(Phys.org)—The hullabaloo surrounding last week's release of the nation's employment numbers was a bit overblown, says a University of Michigan economist.
While U.S. employers posted modest job gains in September, the unemployment rate fell sharply from 8.1 percent to 7.8 percent—the lowest point in nearly four years, according to the Bureau of Labor Statistics.
"There is some controversy over the legitimacy of the BLS household employment measure and the unemployment rate that is derived from the same survey, but the numbers seem statistically reasonable," said Donald Grimes of the U-M Institute for Research on Labor, Employment and the Economy.
Grimes looked at the historical difference in month-to-month employment movement since 1970 as reported by the payroll survey, which collects data from business and government, and the household survey, which asks individuals about their work situation and is used to calculate the nation's official unemployment rate.
The payroll survey showed job gains of 114,000 during September, but the household survey revealed much higher employment growth of 873,000, which was the major reason for the sudden drop in the unemployment rate.
Using statistical analysis, Grimes said that we should expect a difference of this magnitude between the two sets of numbers once every 35 months of data, given the randomness of measurement errors.
And, in fact, there were 20 months since January 1970 where the difference between the two surveys was larger than the one reported in September (measured in percentage terms).
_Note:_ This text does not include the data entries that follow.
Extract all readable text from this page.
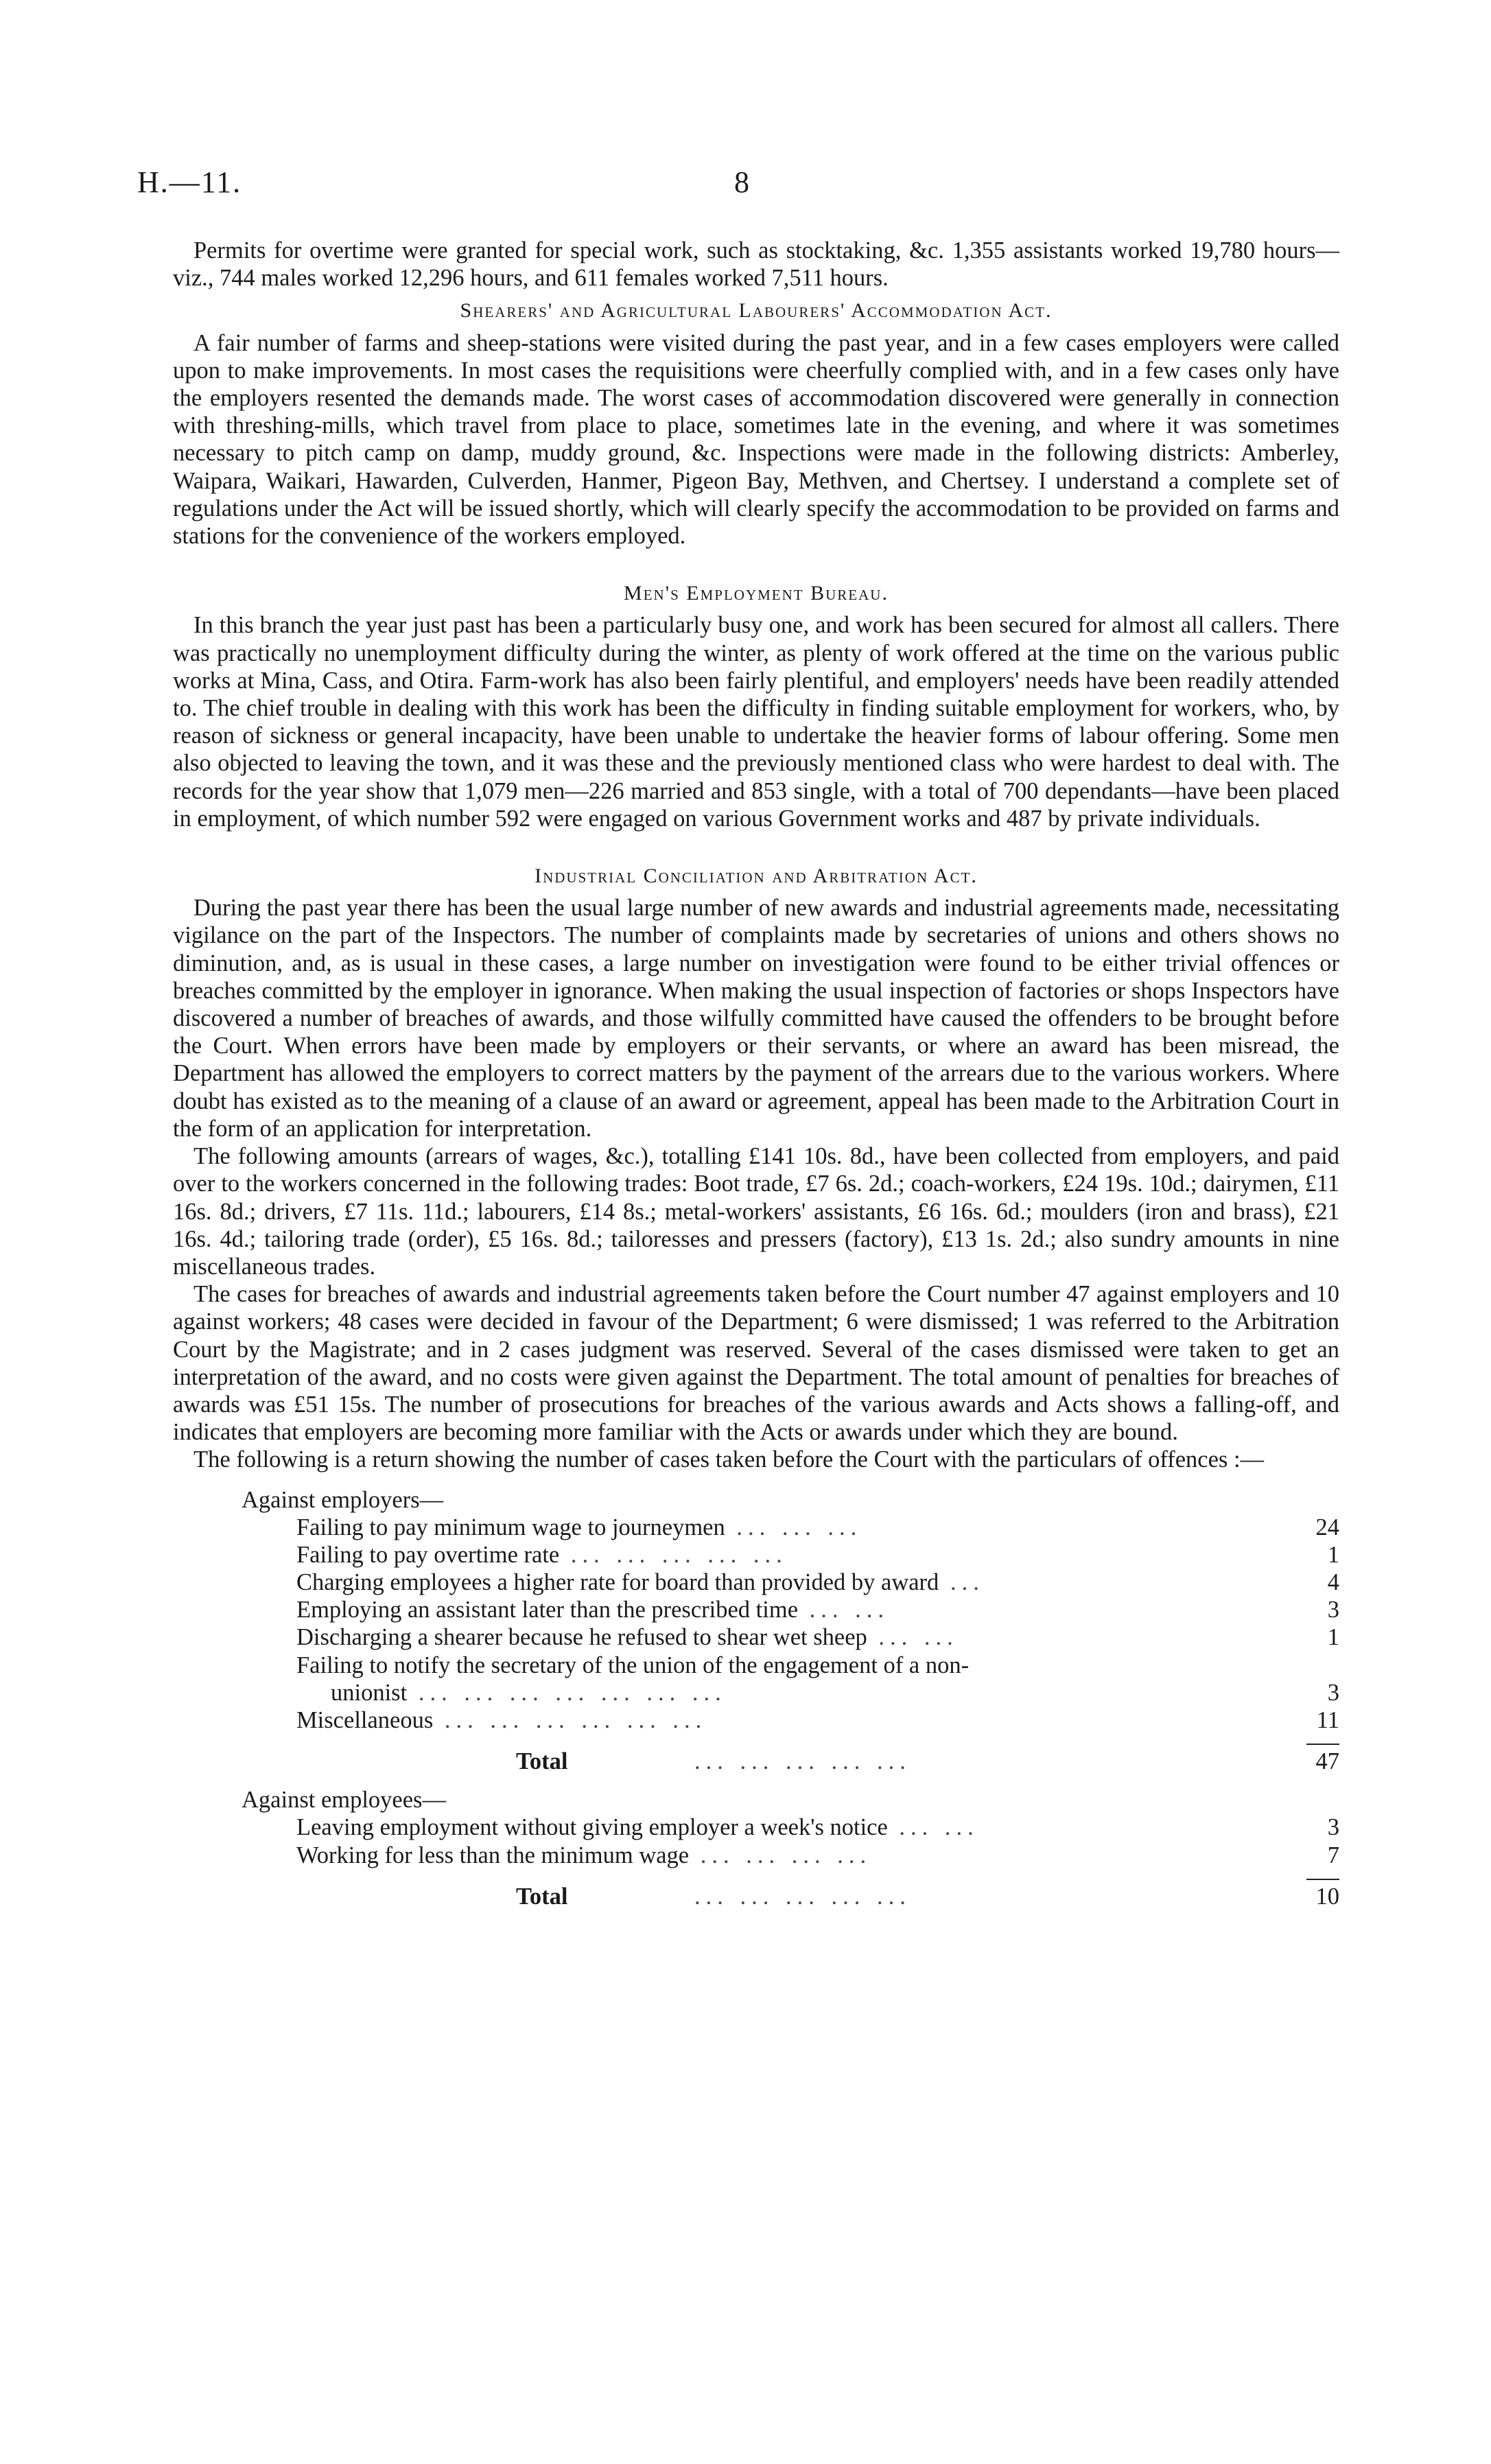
H.—11.	8

Permits for overtime were granted for special work, such as stocktaking, &c. 1,355 assistants worked 19,780 hours—viz., 744 males worked 12,296 hours, and 611 females worked 7,511 hours.

Shearers' and Agricultural Labourers' Accommodation Act.

A fair number of farms and sheep-stations were visited during the past year, and in a few cases employers were called upon to make improvements. In most cases the requisitions were cheerfully complied with, and in a few cases only have the employers resented the demands made. The worst cases of accommodation discovered were generally in connection with threshing-mills, which travel from place to place, sometimes late in the evening, and where it was sometimes necessary to pitch camp on damp, muddy ground, &c. Inspections were made in the following districts: Amberley, Waipara, Waikari, Hawarden, Culverden, Hanmer, Pigeon Bay, Methven, and Chertsey. I understand a complete set of regulations under the Act will be issued shortly, which will clearly specify the accommodation to be provided on farms and stations for the convenience of the workers employed.

Men's Employment Bureau.

In this branch the year just past has been a particularly busy one, and work has been secured for almost all callers. There was practically no unemployment difficulty during the winter, as plenty of work offered at the time on the various public works at Mina, Cass, and Otira. Farm-work has also been fairly plentiful, and employers' needs have been readily attended to. The chief trouble in dealing with this work has been the difficulty in finding suitable employment for workers, who, by reason of sickness or general incapacity, have been unable to undertake the heavier forms of labour offering. Some men also objected to leaving the town, and it was these and the previously mentioned class who were hardest to deal with. The records for the year show that 1,079 men—226 married and 853 single, with a total of 700 dependants—have been placed in employment, of which number 592 were engaged on various Government works and 487 by private individuals.

Industrial Conciliation and Arbitration Act.

During the past year there has been the usual large number of new awards and industrial agreements made, necessitating vigilance on the part of the Inspectors. The number of complaints made by secretaries of unions and others shows no diminution, and, as is usual in these cases, a large number on investigation were found to be either trivial offences or breaches committed by the employer in ignorance. When making the usual inspection of factories or shops Inspectors have discovered a number of breaches of awards, and those wilfully committed have caused the offenders to be brought before the Court. When errors have been made by employers or their servants, or where an award has been misread, the Department has allowed the employers to correct matters by the payment of the arrears due to the various workers. Where doubt has existed as to the meaning of a clause of an award or agreement, appeal has been made to the Arbitration Court in the form of an application for interpretation.

The following amounts (arrears of wages, &c.), totalling £141 10s. 8d., have been collected from employers, and paid over to the workers concerned in the following trades: Boot trade, £7 6s. 2d.; coach-workers, £24 19s. 10d.; dairymen, £11 16s. 8d.; drivers, £7 11s. 11d.; labourers, £14 8s.; metal-workers' assistants, £6 16s. 6d.; moulders (iron and brass), £21 16s. 4d.; tailoring trade (order), £5 16s. 8d.; tailoresses and pressers (factory), £13 1s. 2d.; also sundry amounts in nine miscellaneous trades.

The cases for breaches of awards and industrial agreements taken before the Court number 47 against employers and 10 against workers; 48 cases were decided in favour of the Department; 6 were dismissed; 1 was referred to the Arbitration Court by the Magistrate; and in 2 cases judgment was reserved. Several of the cases dismissed were taken to get an interpretation of the award, and no costs were given against the Department. The total amount of penalties for breaches of awards was £51 15s. The number of prosecutions for breaches of the various awards and Acts shows a falling-off, and indicates that employers are becoming more familiar with the Acts or awards under which they are bound.

The following is a return showing the number of cases taken before the Court with the particulars of offences :—

Against employers—
Failing to pay minimum wage to journeymen ... ... ...	24
Failing to pay overtime rate ... ... ... ... ...	1
Charging employees a higher rate for board than provided by award ...	4
Employing an assistant later than the prescribed time ... ...	3
Discharging a shearer because he refused to shear wet sheep ... ...	1
Failing to notify the secretary of the union of the engagement of a non-
unionist ... ... ... ... ... ... ...	3
Miscellaneous ... ... ... ... ... ...	11
Total	... ... ... ... ...	47
Against employees—
Leaving employment without giving employer a week's notice ... ...	3
Working for less than the minimum wage ... ... ... ...	7
Total	... ... ... ... ...	10
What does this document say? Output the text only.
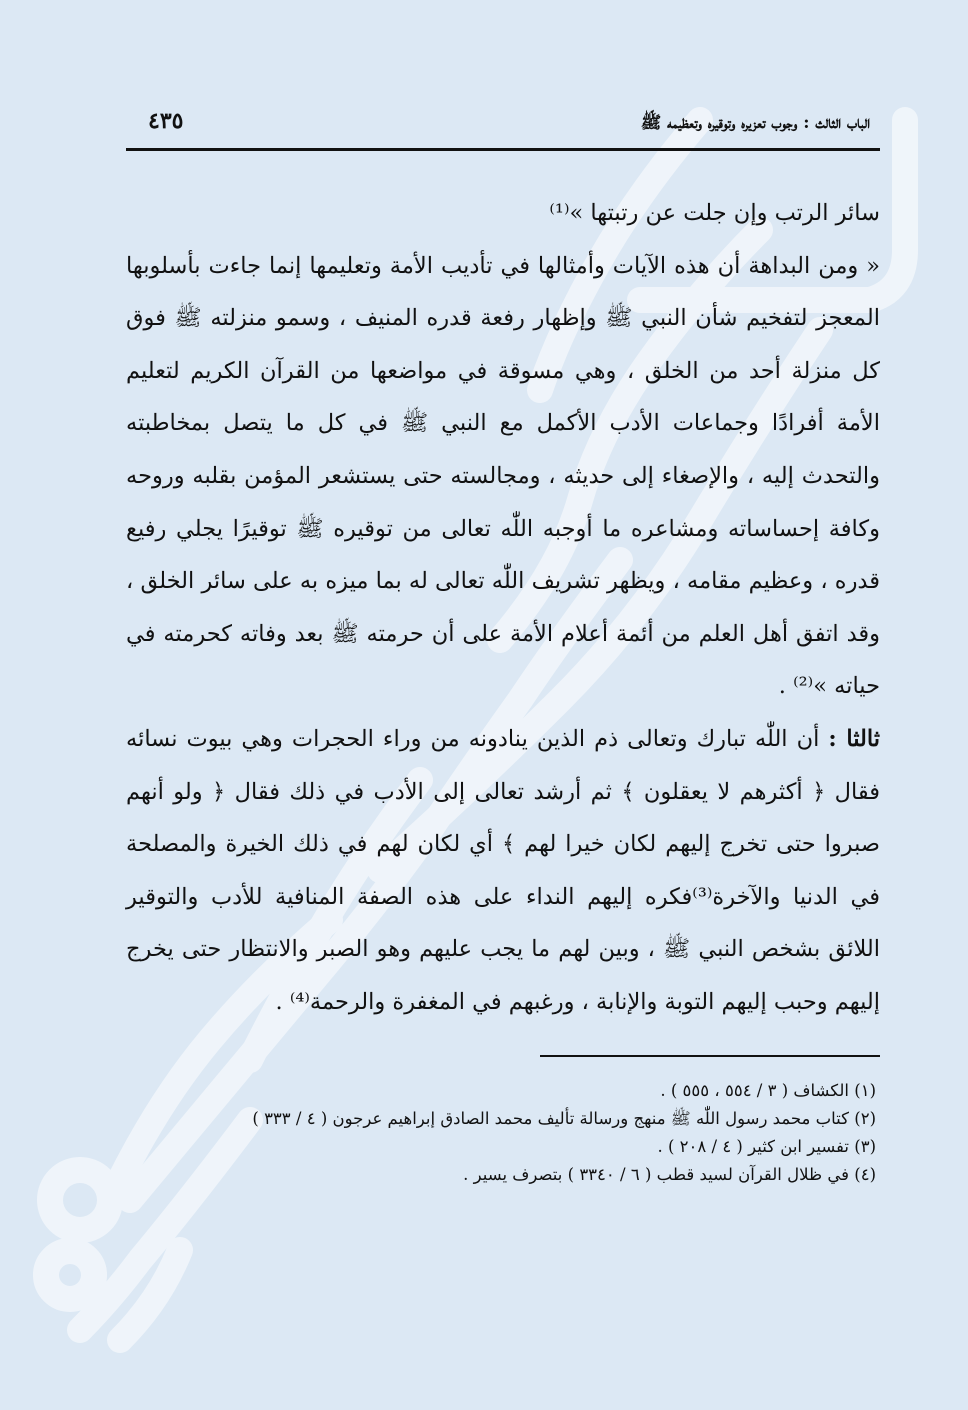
الباب الثالث : وجوب تعزيره وتوقيره وتعظيمه ﷺ
٤٣٥

سائر الرتب وإن جلت عن رتبتها »⁽¹⁾

« ومن البداهة أن هذه الآيات وأمثالها في تأديب الأمة وتعليمها إنما جاءت بأسلوبها المعجز لتفخيم شأن النبي ﷺ وإظهار رفعة قدره المنيف ، وسمو منزلته ﷺ فوق كل منزلة أحد من الخلق ، وهي مسوقة في مواضعها من القرآن الكريم لتعليم الأمة أفرادًا وجماعات الأدب الأكمل مع النبي ﷺ في كل ما يتصل بمخاطبته والتحدث إليه ، والإصغاء إلى حديثه ، ومجالسته حتى يستشعر المؤمن بقلبه وروحه وكافة إحساساته ومشاعره ما أوجبه اللّٰه تعالى من توقيره ﷺ توقيرًا يجلي رفيع قدره ، وعظيم مقامه ، ويظهر تشريف اللّٰه تعالى له بما ميزه به على سائر الخلق ، وقد اتفق أهل العلم من أئمة أعلام الأمة على أن حرمته ﷺ بعد وفاته كحرمته في حياته »⁽²⁾ .

ثالثا : أن اللّٰه تبارك وتعالى ذم الذين ينادونه من وراء الحجرات وهي بيوت نسائه فقال ﴿ أكثرهم لا يعقلون ﴾ ثم أرشد تعالى إلى الأدب في ذلك فقال ﴿ ولو أنهم صبروا حتى تخرج إليهم لكان خيرا لهم ﴾ أي لكان لهم في ذلك الخيرة والمصلحة في الدنيا والآخرة⁽³⁾فكره إليهم النداء على هذه الصفة المنافية للأدب والتوقير اللائق بشخص النبي ﷺ ، وبين لهم ما يجب عليهم وهو الصبر والانتظار حتى يخرج إليهم وحبب إليهم التوبة والإنابة ، ورغبهم في المغفرة والرحمة⁽⁴⁾ .

(١) الكشاف ( ٣ / ٥٥٤ ، ٥٥٥ ) .
(٢) كتاب محمد رسول اللّٰه ﷺ منهج ورسالة تأليف محمد الصادق إبراهيم عرجون ( ٤ / ٣٣٣ )
(٣) تفسير ابن كثير ( ٤ / ٢٠٨ ) .
(٤) في ظلال القرآن لسيد قطب ( ٦ / ٣٣٤٠ ) بتصرف يسير .
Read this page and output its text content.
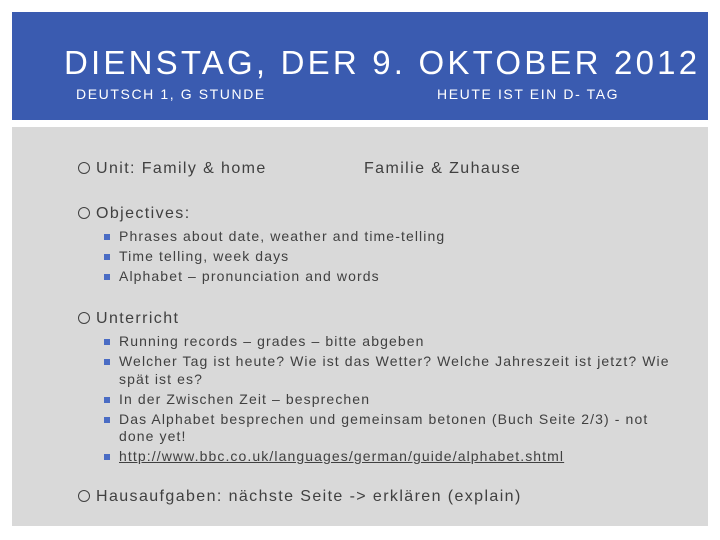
DIENSTAG, DER 9. OKTOBER 2012
DEUTSCH 1, G STUNDE	HEUTE IST EIN D- TAG
Unit: Family & home	Familie & Zuhause
Objectives:
Phrases about date, weather and time-telling
Time telling, week days
Alphabet – pronunciation and words
Unterricht
Running records – grades – bitte abgeben
Welcher Tag ist heute? Wie ist das Wetter? Welche Jahreszeit ist jetzt? Wie spät ist es?
In der Zwischen Zeit – besprechen
Das Alphabet besprechen und gemeinsam betonen (Buch Seite 2/3) - not done yet!
http://www.bbc.co.uk/languages/german/guide/alphabet.shtml
Hausaufgaben: nächste Seite -> erklären (explain)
"So the results were unusual, but not unprecedented," Grimes said. "One word of caution, however—there is probably about a one-third chance, based solely on the self-correction of sample-based measurement errors as seen in the historical data, that the household survey will show a substantial decline in employment in October causing the unemployment rate to jump up again.
"We'll know soon enough, since that data will be released on the Friday just before the election."